Typhoon-class submarines feature multiple pressure hulls that simplify internal design while making the vessel much wider than a normal submarine. In the main body of the sub, two long pressure hulls lie parallel side by side, with a third, shorter pressure hull above and partially between them (which protrudes just below the sail), and two other centreline pressure hulls, for torpedoes at the bow, and steering gear at the stern. This also greatly increases their survivability – even if one pressure hull is breached, the crew members in the others are relatively safe if the submarine can be prevented from sinking, and there is less potential for flooding.

==Dive depth==
The dive depth cannot be increased easily. Simply making the hull thicker increases the weight and requires reduction of the weight of onboard equipment, ultimately resulting in a bathyscaphe. This is affordable for civilian research submersibles, but not military submarines, so their dive depth was always bound by current technology.

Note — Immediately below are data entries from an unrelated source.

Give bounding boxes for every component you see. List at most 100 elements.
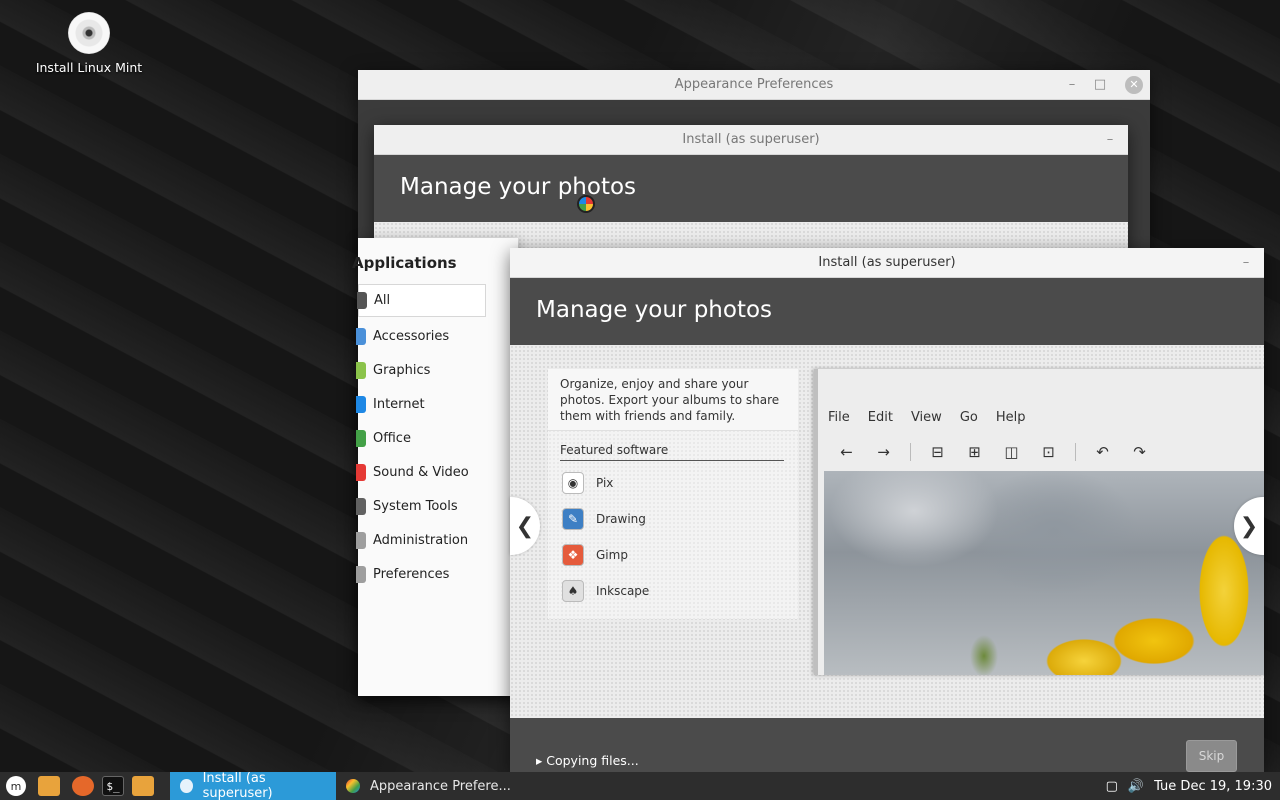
category-icon	[356, 327, 366, 345]
category-icon	[357, 292, 367, 309]
category-icon	[356, 361, 366, 379]
screenshot-menubar: File Edit View Go Help	[818, 399, 1264, 435]
maximize-button[interactable]: □	[1086, 70, 1114, 100]
disc-icon	[68, 12, 110, 54]
zoom-in-icon: ⊞	[968, 443, 981, 461]
copying-files-label: Copying files...	[546, 753, 639, 768]
featured-app-inkscape[interactable]: ♠ Inkscape	[548, 573, 798, 609]
screenshot-toolbar: ← → ⊟ ⊞ ◫ ⊡ ↶ ↷	[818, 435, 1264, 469]
zoom-out-icon: ⊟	[931, 443, 944, 461]
window-title: Appearance Preferences	[674, 77, 834, 92]
featured-app-gimp[interactable]: ❖ Gimp	[548, 537, 798, 573]
firefox-icon[interactable]	[72, 776, 94, 796]
screenshot-menu-view: View	[910, 409, 942, 425]
files-icon[interactable]	[38, 776, 60, 796]
rotate-left-icon: ↶	[1096, 443, 1109, 461]
lily-photo	[824, 471, 1264, 675]
screenshot-menu-file: File	[828, 409, 850, 425]
taskbar: m $_ Install (as superuser) Appearance Pr…	[0, 771, 1280, 800]
minimize-button[interactable]: –	[1232, 248, 1260, 278]
busy-cursor-icon	[577, 195, 595, 213]
category-label: Sound & Video	[373, 464, 469, 480]
category-label: Internet	[373, 396, 425, 412]
slide-banner: Manage your photos	[374, 155, 1128, 222]
category-sound-video[interactable]: Sound & Video	[356, 455, 518, 489]
featured-app-pix[interactable]: ◉ Pix	[548, 465, 798, 501]
task-label: Install (as superuser)	[202, 771, 273, 800]
category-icon	[356, 531, 366, 549]
category-icon	[356, 395, 366, 413]
applications-menu: Applications All Accessories Graphics Inter…	[352, 238, 518, 696]
minimize-button[interactable]: –	[1096, 125, 1124, 155]
screenshot-menu-help: Help	[995, 409, 1026, 425]
category-label: All	[374, 293, 391, 308]
featured-app-list: ◉ Pix ✎ Drawing ❖ Gimp ♠ Inkscape	[548, 465, 798, 609]
category-office[interactable]: Office	[356, 421, 518, 455]
app-screenshot: File Edit View Go Help ← → ⊟ ⊞ ◫ ⊡ ↶ ↷	[814, 369, 1264, 675]
category-graphics[interactable]: Graphics	[356, 353, 518, 387]
desktop-icon-label: Install Linux Mint	[35, 60, 143, 75]
category-list: All Accessories Graphics Internet Office Soun…	[356, 284, 518, 591]
expander-arrow-icon: ▸	[536, 753, 547, 768]
copying-files-expander[interactable]: ▸ Copying files...	[536, 753, 639, 768]
zoom-normal-icon: ◫	[1004, 443, 1019, 461]
window-title: Install (as superuser)	[818, 255, 956, 270]
category-label: Preferences	[373, 566, 450, 582]
category-label: System Tools	[373, 498, 458, 514]
gimp-icon: ❖	[562, 544, 584, 566]
rotate-right-icon: ↷	[1133, 443, 1146, 461]
task-appearance-preferences[interactable]: Appearance Prefere...	[336, 772, 521, 800]
slide-info-panel: Organize, enjoy and share your photos. E…	[548, 369, 798, 619]
category-accessories[interactable]: Accessories	[356, 319, 518, 353]
install-titlebar[interactable]: Install (as superuser) –	[510, 248, 1264, 278]
slide-banner: Manage your photos	[510, 278, 1264, 345]
back-arrow-icon: ←	[840, 443, 853, 461]
task-label: Appearance Prefere...	[370, 778, 511, 794]
installer-footer: ▸ Copying files... Skip	[510, 718, 1264, 772]
featured-app-label: Drawing	[596, 512, 646, 526]
forward-arrow-icon: →	[877, 443, 890, 461]
slide-description: Organize, enjoy and share your photos. E…	[548, 369, 798, 431]
category-icon	[356, 463, 366, 481]
featured-software-heading: Featured software	[560, 443, 784, 461]
install-window: Install (as superuser) – Manage your pho…	[510, 248, 1264, 772]
screenshot-menu-go: Go	[959, 409, 978, 425]
installer-icon	[180, 779, 193, 793]
appearance-icon	[346, 779, 360, 793]
folder-icon[interactable]	[132, 776, 154, 796]
menu-heading: Applications	[352, 254, 457, 272]
mint-menu-icon[interactable]: m	[6, 776, 26, 796]
zoom-fit-icon: ⊡	[1042, 443, 1055, 461]
terminal-icon[interactable]: $_	[102, 776, 124, 796]
featured-app-drawing[interactable]: ✎ Drawing	[548, 501, 798, 537]
install-linux-mint-desktop-icon[interactable]: Install Linux Mint	[30, 12, 148, 76]
pix-icon: ◉	[562, 472, 584, 494]
inkscape-icon: ♠	[562, 580, 584, 602]
minimize-button[interactable]: –	[1058, 70, 1086, 100]
category-system-tools[interactable]: System Tools	[356, 489, 518, 523]
screenshot-menu-edit: Edit	[867, 409, 893, 425]
clock[interactable]: Tue Dec 19, 19:30	[1154, 779, 1272, 794]
volume-icon[interactable]: 🔊	[1128, 779, 1144, 794]
task-install[interactable]: Install (as superuser)	[170, 771, 336, 800]
notifications-icon[interactable]: ▢	[1106, 779, 1118, 794]
category-all[interactable]: All	[357, 284, 486, 317]
category-label: Administration	[373, 532, 469, 548]
task-list: Install (as superuser) Appearance Prefere…	[154, 771, 521, 800]
category-label: Office	[373, 430, 411, 446]
category-icon	[356, 497, 366, 515]
install-back-titlebar[interactable]: Install (as superuser) –	[374, 125, 1128, 155]
close-button[interactable]: ✕	[1125, 76, 1143, 94]
desktop: Install Linux Mint Appearance Preference…	[0, 0, 1280, 772]
featured-app-label: Gimp	[596, 548, 628, 562]
featured-app-label: Inkscape	[596, 584, 650, 598]
skip-button[interactable]: Skip	[1186, 740, 1237, 772]
category-icon	[356, 429, 366, 447]
appearance-titlebar[interactable]: Appearance Preferences – □ ✕	[358, 70, 1150, 100]
window-title: Install (as superuser)	[682, 132, 820, 147]
previous-slide-button[interactable]: ❮	[510, 497, 540, 555]
category-label: Accessories	[373, 328, 450, 344]
category-administration[interactable]: Administration	[356, 523, 518, 557]
category-internet[interactable]: Internet	[356, 387, 518, 421]
category-preferences[interactable]: Preferences	[356, 557, 518, 591]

World War One submarines had their hulls built of carbon steel, and usually had test depths of no more than 100 m. During World War Two, high-strength alloyed steel was introduced, allowing for depths up to 200 m; post-war calculations have suggested crush depths exceeding 300 m for late-war German Type VII U-boats. High-strength alloyed steel is still the main material for submarines today, with 250 to 350 m depth limit, which cannot be exceeded on a military submarine without sacrificing other characteristics. To exceed that limit, a few submarines were built with titanium hulls. Titanium has a better strength to weight ratio and durability than most steels, and is non-magnetic. Titanium submarines were especially favoured by the Soviets, as they had developed specialized high-strength alloys, built an industry for producing titanium with affordable costs, and have several types of titanium submarines. Titanium alloys allow a major increase in depth, but other systems need to be redesigned as well, so test depth was limited to 1000 m for the Soviet submarine Komsomolets, the deepest-diving military submarine. Despite its benefits, the high costs of titanium submarine construction led to its abandonment as the Cold War ended.

==Other types==
There are examples of more than two hulls inside a submarine. The light hull of Typhoon-class submarines houses two main pressure hulls, a smaller third pressure hull constituting most of the sail, two other for torpedoes and steering gear, and between the main hulls 20 MIRV SLBMs along with ballast tanks and some other systems. The Royal Netherlands Navy Dolfijn- and Potvis-class submarines housed three main pressure hulls. The Russian submarine Losharik is able to dive over 2000 m with its multi-spherical hull.